608 Background: Hepatocellular carcinoma (HCC) is the most common type of liver cancer and is derived from a background of chronic inflammation from both viral and environmental factors. Recent data indicates that immune therapy efficacy is improved in virally mediated HCC. We sought to investigate what impact HCC etiology has on outcomes in patients treated with yttrium-90 (Y90). Methods: We conducted a retrospective review of patients with HCC treated at our institution with Y90 radiotherapy from 2005-2021. Clinical and treatment characteristics were recorded, including: age, stage, HCC etiology, performance status, Child Pugh class, liver mass/volume treated, dose, prior therapy, imaging characteristics and basic labs.

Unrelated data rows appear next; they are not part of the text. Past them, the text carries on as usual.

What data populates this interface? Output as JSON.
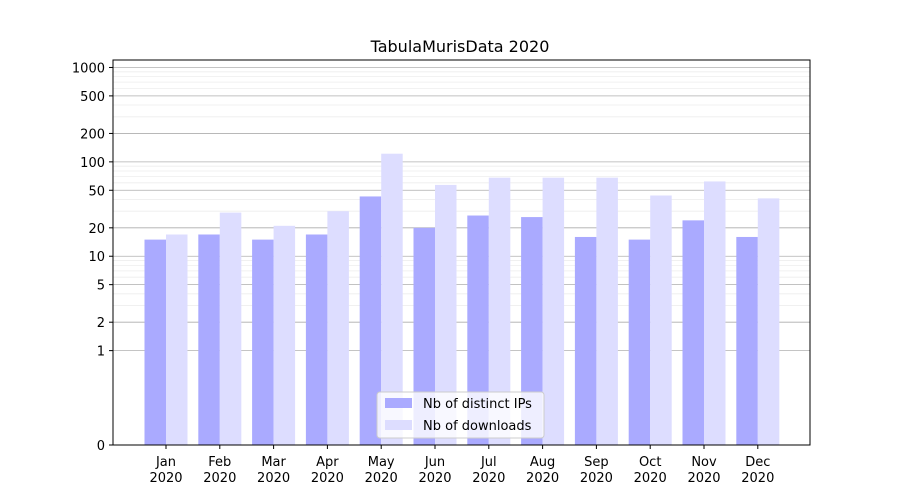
{
  "chart_data": {
    "type": "bar",
    "title": "TabulaMurisData 2020",
    "xlabel": "",
    "ylabel": "",
    "y_scale": "symlog",
    "ylim": [
      0,
      1200
    ],
    "grid": true,
    "legend_position": "bottom-center",
    "categories": [
      [
        "Jan",
        "2020"
      ],
      [
        "Feb",
        "2020"
      ],
      [
        "Mar",
        "2020"
      ],
      [
        "Apr",
        "2020"
      ],
      [
        "May",
        "2020"
      ],
      [
        "Jun",
        "2020"
      ],
      [
        "Jul",
        "2020"
      ],
      [
        "Aug",
        "2020"
      ],
      [
        "Sep",
        "2020"
      ],
      [
        "Oct",
        "2020"
      ],
      [
        "Nov",
        "2020"
      ],
      [
        "Dec",
        "2020"
      ]
    ],
    "y_ticks": [
      0,
      1,
      2,
      5,
      10,
      20,
      50,
      100,
      200,
      500,
      1000
    ],
    "series": [
      {
        "name": "Nb of distinct IPs",
        "color": "#aaaaff",
        "values": [
          15,
          17,
          15,
          17,
          43,
          20,
          27,
          26,
          16,
          15,
          24,
          16
        ]
      },
      {
        "name": "Nb of downloads",
        "color": "#ddddff",
        "values": [
          17,
          29,
          21,
          30,
          122,
          57,
          68,
          68,
          68,
          44,
          62,
          41
        ]
      }
    ]
  }
}
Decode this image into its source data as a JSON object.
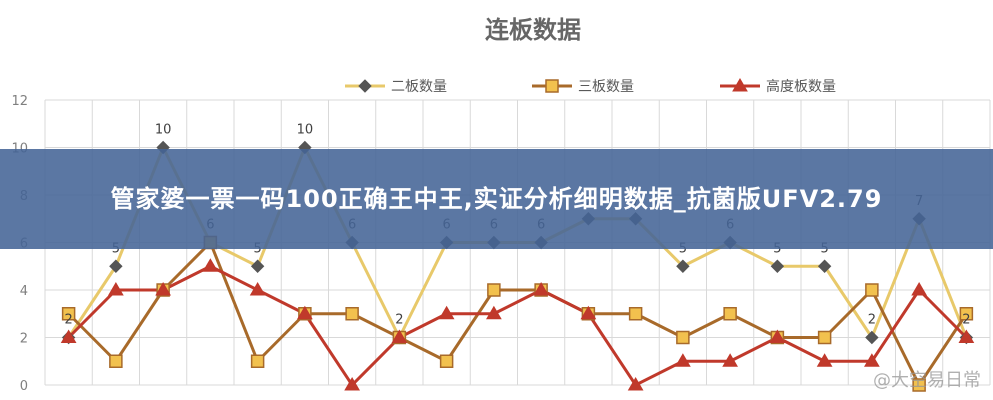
{
  "chart_data": {
    "type": "line",
    "title": "连板数据",
    "xlabel": "",
    "ylabel": "",
    "ylim": [
      0,
      12
    ],
    "yticks": [
      "0",
      "2",
      "4",
      "6",
      "8",
      "10",
      "12"
    ],
    "grid": true,
    "legend_position": "top",
    "series": [
      {
        "name": "二板数量",
        "color": "#e8c96a",
        "marker": "diamond",
        "values": [
          2,
          5,
          10,
          6,
          5,
          10,
          6,
          2,
          6,
          6,
          6,
          7,
          7,
          5,
          6,
          5,
          5,
          2,
          7,
          2
        ]
      },
      {
        "name": "三板数量",
        "color": "#a86a2a",
        "marker": "square",
        "values": [
          3,
          1,
          4,
          6,
          1,
          3,
          3,
          2,
          1,
          4,
          4,
          3,
          3,
          2,
          3,
          2,
          2,
          4,
          0,
          3
        ]
      },
      {
        "name": "高度板数量",
        "color": "#c0392b",
        "marker": "triangle",
        "values": [
          2,
          4,
          4,
          5,
          4,
          3,
          0,
          2,
          3,
          3,
          4,
          3,
          0,
          1,
          1,
          2,
          1,
          1,
          4,
          2
        ]
      }
    ],
    "data_labels": [
      2,
      5,
      10,
      6,
      5,
      10,
      6,
      2,
      6,
      6,
      6,
      7,
      7,
      5,
      6,
      5,
      5,
      2,
      7,
      2
    ]
  },
  "colors": {
    "title": "#666666",
    "axis_text": "#7f7f7f",
    "grid": "#d9d9d9",
    "marker_fill": "#f2c14e",
    "marker_edge": "#a86a2a"
  },
  "banner": {
    "text": "管家婆一票一码100正确王中王,实证分析细明数据_抗菌版UFV2.79"
  },
  "watermark": {
    "text": "@大空易日常"
  }
}
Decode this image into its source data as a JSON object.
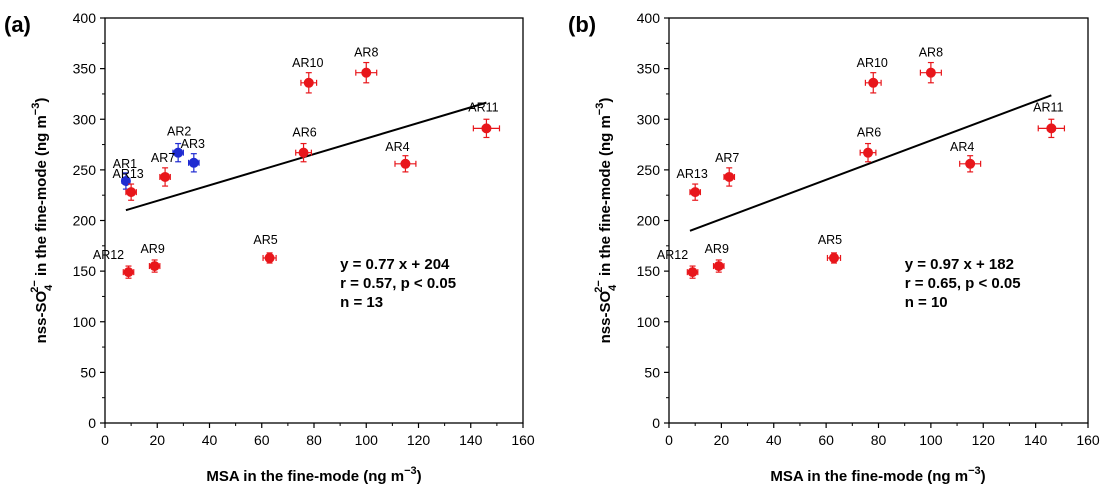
{
  "chart_data": [
    {
      "type": "scatter",
      "panel_label": "(a)",
      "xlabel_main": "MSA in the fine-mode (ng m",
      "xlabel_exp": "−3",
      "xlabel_close": ")",
      "ylabel_a": "nss-SO",
      "ylabel_sub": "4",
      "ylabel_sup": "2−",
      "ylabel_b": " in the fine-mode (ng m",
      "ylabel_exp": "−3",
      "ylabel_close": ")",
      "xlim": [
        0,
        160
      ],
      "ylim": [
        0,
        400
      ],
      "x_ticks": [
        "0",
        "20",
        "40",
        "60",
        "80",
        "100",
        "120",
        "140",
        "160"
      ],
      "y_ticks": [
        "0",
        "50",
        "100",
        "150",
        "200",
        "250",
        "300",
        "350",
        "400"
      ],
      "grid": false,
      "colors": {
        "red": "#e8161b",
        "blue": "#1f2bd1",
        "line": "#000000"
      },
      "points": [
        {
          "label": "AR1",
          "x": 8,
          "y": 239,
          "xerr": 1.5,
          "yerr": 8,
          "color": "blue"
        },
        {
          "label": "AR2",
          "x": 28,
          "y": 267,
          "xerr": 2,
          "yerr": 9,
          "color": "blue"
        },
        {
          "label": "AR3",
          "x": 34,
          "y": 257,
          "xerr": 2,
          "yerr": 9,
          "color": "blue"
        },
        {
          "label": "AR13",
          "x": 10,
          "y": 228,
          "xerr": 2,
          "yerr": 8,
          "color": "red"
        },
        {
          "label": "AR7",
          "x": 23,
          "y": 243,
          "xerr": 2,
          "yerr": 9,
          "color": "red"
        },
        {
          "label": "AR12",
          "x": 9,
          "y": 149,
          "xerr": 2,
          "yerr": 6,
          "color": "red"
        },
        {
          "label": "AR9",
          "x": 19,
          "y": 155,
          "xerr": 2,
          "yerr": 6,
          "color": "red"
        },
        {
          "label": "AR5",
          "x": 63,
          "y": 163,
          "xerr": 2.5,
          "yerr": 5,
          "color": "red"
        },
        {
          "label": "AR6",
          "x": 76,
          "y": 267,
          "xerr": 3,
          "yerr": 9,
          "color": "red"
        },
        {
          "label": "AR10",
          "x": 78,
          "y": 336,
          "xerr": 3,
          "yerr": 10,
          "color": "red"
        },
        {
          "label": "AR8",
          "x": 100,
          "y": 346,
          "xerr": 4,
          "yerr": 10,
          "color": "red"
        },
        {
          "label": "AR4",
          "x": 115,
          "y": 256,
          "xerr": 4,
          "yerr": 8,
          "color": "red"
        },
        {
          "label": "AR11",
          "x": 146,
          "y": 291,
          "xerr": 5,
          "yerr": 9,
          "color": "red"
        }
      ],
      "fit": {
        "slope": 0.77,
        "intercept": 204,
        "x_range": [
          8,
          146
        ]
      },
      "annotation_lines": [
        "y = 0.77 x + 204",
        "r = 0.57, p < 0.05",
        "n = 13"
      ]
    },
    {
      "type": "scatter",
      "panel_label": "(b)",
      "xlabel_main": "MSA in the fine-mode (ng m",
      "xlabel_exp": "−3",
      "xlabel_close": ")",
      "ylabel_a": "nss-SO",
      "ylabel_sub": "4",
      "ylabel_sup": "2−",
      "ylabel_b": " in the fine-mode (ng m",
      "ylabel_exp": "−3",
      "ylabel_close": ")",
      "xlim": [
        0,
        160
      ],
      "ylim": [
        0,
        400
      ],
      "x_ticks": [
        "0",
        "20",
        "40",
        "60",
        "80",
        "100",
        "120",
        "140",
        "160"
      ],
      "y_ticks": [
        "0",
        "50",
        "100",
        "150",
        "200",
        "250",
        "300",
        "350",
        "400"
      ],
      "grid": false,
      "colors": {
        "red": "#e8161b",
        "blue": "#1f2bd1",
        "line": "#000000"
      },
      "points": [
        {
          "label": "AR13",
          "x": 10,
          "y": 228,
          "xerr": 2,
          "yerr": 8,
          "color": "red"
        },
        {
          "label": "AR7",
          "x": 23,
          "y": 243,
          "xerr": 2,
          "yerr": 9,
          "color": "red"
        },
        {
          "label": "AR12",
          "x": 9,
          "y": 149,
          "xerr": 2,
          "yerr": 6,
          "color": "red"
        },
        {
          "label": "AR9",
          "x": 19,
          "y": 155,
          "xerr": 2,
          "yerr": 6,
          "color": "red"
        },
        {
          "label": "AR5",
          "x": 63,
          "y": 163,
          "xerr": 2.5,
          "yerr": 5,
          "color": "red"
        },
        {
          "label": "AR6",
          "x": 76,
          "y": 267,
          "xerr": 3,
          "yerr": 9,
          "color": "red"
        },
        {
          "label": "AR10",
          "x": 78,
          "y": 336,
          "xerr": 3,
          "yerr": 10,
          "color": "red"
        },
        {
          "label": "AR8",
          "x": 100,
          "y": 346,
          "xerr": 4,
          "yerr": 10,
          "color": "red"
        },
        {
          "label": "AR4",
          "x": 115,
          "y": 256,
          "xerr": 4,
          "yerr": 8,
          "color": "red"
        },
        {
          "label": "AR11",
          "x": 146,
          "y": 291,
          "xerr": 5,
          "yerr": 9,
          "color": "red"
        }
      ],
      "fit": {
        "slope": 0.97,
        "intercept": 182,
        "x_range": [
          8,
          146
        ]
      },
      "annotation_lines": [
        "y = 0.97 x + 182",
        "r = 0.65, p < 0.05",
        "n = 10"
      ]
    }
  ]
}
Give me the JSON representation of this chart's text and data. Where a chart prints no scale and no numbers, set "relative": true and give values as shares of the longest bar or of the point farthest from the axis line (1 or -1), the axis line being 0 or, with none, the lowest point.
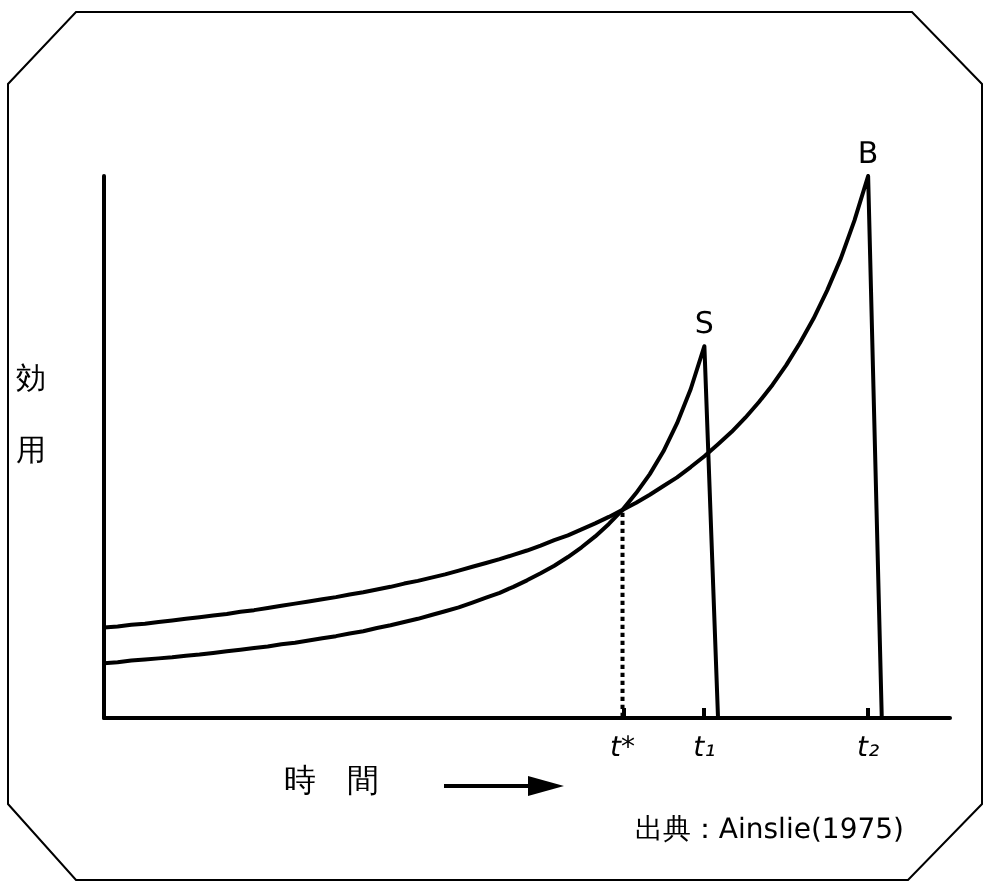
{
  "chart_data": {
    "type": "line",
    "relative": true,
    "xlabel": "時間",
    "ylabel": "効用",
    "categories": [
      null,
      null,
      null,
      null,
      null,
      null,
      null,
      null,
      null,
      null,
      null,
      null,
      null,
      null,
      null,
      null,
      null,
      null,
      null,
      null,
      null,
      null,
      null,
      null,
      null,
      null,
      null,
      null,
      null,
      null,
      null,
      null,
      null,
      null,
      null,
      null,
      null,
      null,
      "t*",
      null,
      null,
      null,
      null,
      null,
      "t₁",
      null,
      null,
      null,
      null,
      null,
      null,
      null,
      null,
      null,
      null,
      null,
      "t₂",
      null,
      null,
      null,
      null,
      null,
      null
    ],
    "tick_labels": "x",
    "legend": false,
    "grid": false,
    "marker": "none",
    "line_style": "solid",
    "annotations": [
      "出典：Ainslie(1975)"
    ],
    "series": [
      {
        "name": "S",
        "color": "#000000",
        "values": [
          0.101,
          0.103,
          0.106,
          0.108,
          0.11,
          0.112,
          0.115,
          0.117,
          0.12,
          0.123,
          0.126,
          0.129,
          0.132,
          0.136,
          0.139,
          0.143,
          0.147,
          0.151,
          0.156,
          0.16,
          0.166,
          0.171,
          0.177,
          0.183,
          0.19,
          0.197,
          0.204,
          0.213,
          0.222,
          0.231,
          0.242,
          0.254,
          0.267,
          0.281,
          0.297,
          0.315,
          0.335,
          0.358,
          0.384,
          0.415,
          0.45,
          0.492,
          0.544,
          0.607,
          0.686,
          0,
          null,
          null,
          null,
          null,
          null,
          null,
          null,
          null,
          null,
          null,
          null,
          null,
          null,
          null,
          null,
          null,
          null
        ]
      },
      {
        "name": "B",
        "color": "#000000",
        "values": [
          0.167,
          0.169,
          0.172,
          0.174,
          0.177,
          0.18,
          0.183,
          0.186,
          0.189,
          0.192,
          0.196,
          0.199,
          0.203,
          0.207,
          0.211,
          0.215,
          0.219,
          0.223,
          0.228,
          0.232,
          0.237,
          0.242,
          0.248,
          0.253,
          0.259,
          0.265,
          0.272,
          0.279,
          0.286,
          0.293,
          0.301,
          0.309,
          0.318,
          0.328,
          0.337,
          0.348,
          0.359,
          0.371,
          0.384,
          0.397,
          0.412,
          0.428,
          0.444,
          0.463,
          0.483,
          0.505,
          0.528,
          0.554,
          0.583,
          0.615,
          0.651,
          0.692,
          0.737,
          0.789,
          0.848,
          0.918,
          1,
          0,
          null,
          null,
          null,
          null,
          null
        ]
      },
      {
        "type": "bar",
        "color": "#000000",
        "line_style": "dotted",
        "values": [
          null,
          null,
          null,
          null,
          null,
          null,
          null,
          null,
          null,
          null,
          null,
          null,
          null,
          null,
          null,
          null,
          null,
          null,
          null,
          null,
          null,
          null,
          null,
          null,
          null,
          null,
          null,
          null,
          null,
          null,
          null,
          null,
          null,
          null,
          null,
          null,
          null,
          null,
          0.384,
          null,
          null,
          null,
          null,
          null,
          null,
          null,
          null,
          null,
          null,
          null,
          null,
          null,
          null,
          null,
          null,
          null,
          null,
          null,
          null,
          null,
          null,
          null,
          null
        ]
      }
    ]
  }
}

Univariable (UVA) and multivariable analyses (MVA) were conducted to identify prognostic factors for local control (LC) and overall survival (OS) following Y90. Results: 67 patients and 196 distinct tumors treated with Y90 were identified. Median prescription dose was 110 Gy (range 44-157). Patients were stage I-IVB with the most frequent stages being II, IIIb and IIIa (34%, 21% and 19% patients, respectively). 49 patients (73%) were Child-Pugh A and 18 (27%) were Child-Pugh B. 5 patients only had hepatitis B (7%), 26 patients only had hepatitis C (39%), and 6 patients had both hepatitis B and C (9%). Median OS among all patients was 7.6 (95% CI 5.6-11.5) months following Y90. The LC rate of all treated lesions was 42% and 24% at 6 and 12 months, respectively. On UVA analysis, improved LC was associated with younger age ( p=0.019), smaller liver mass ( p=0.039), and Hepatitis B etiology ( p=0.018). On Cox regression survival analysis, worsened OS was associated with lower ECOG status ( p=0.024), advanced stage ( p=0.023), lower albumin ( p=0.001), higher AFP ( p<0.001), and portal vein invasion/thrombosis ( p=0.006, p=0.010). On MVA, lower albumin, higher AFP, advance stage and prior sorafenib were significantly related to worsened OS. If hepatitis B or C was forced into the MVA, the hazard ratio was 0.6 (95% CI 0.3-1.04) with p=0.068. Conclusions: Our results indicate that viral etiology impacts LC in our patients. Larger studies are necessary to confirm these results and to determine whether viral etiology impacts OS.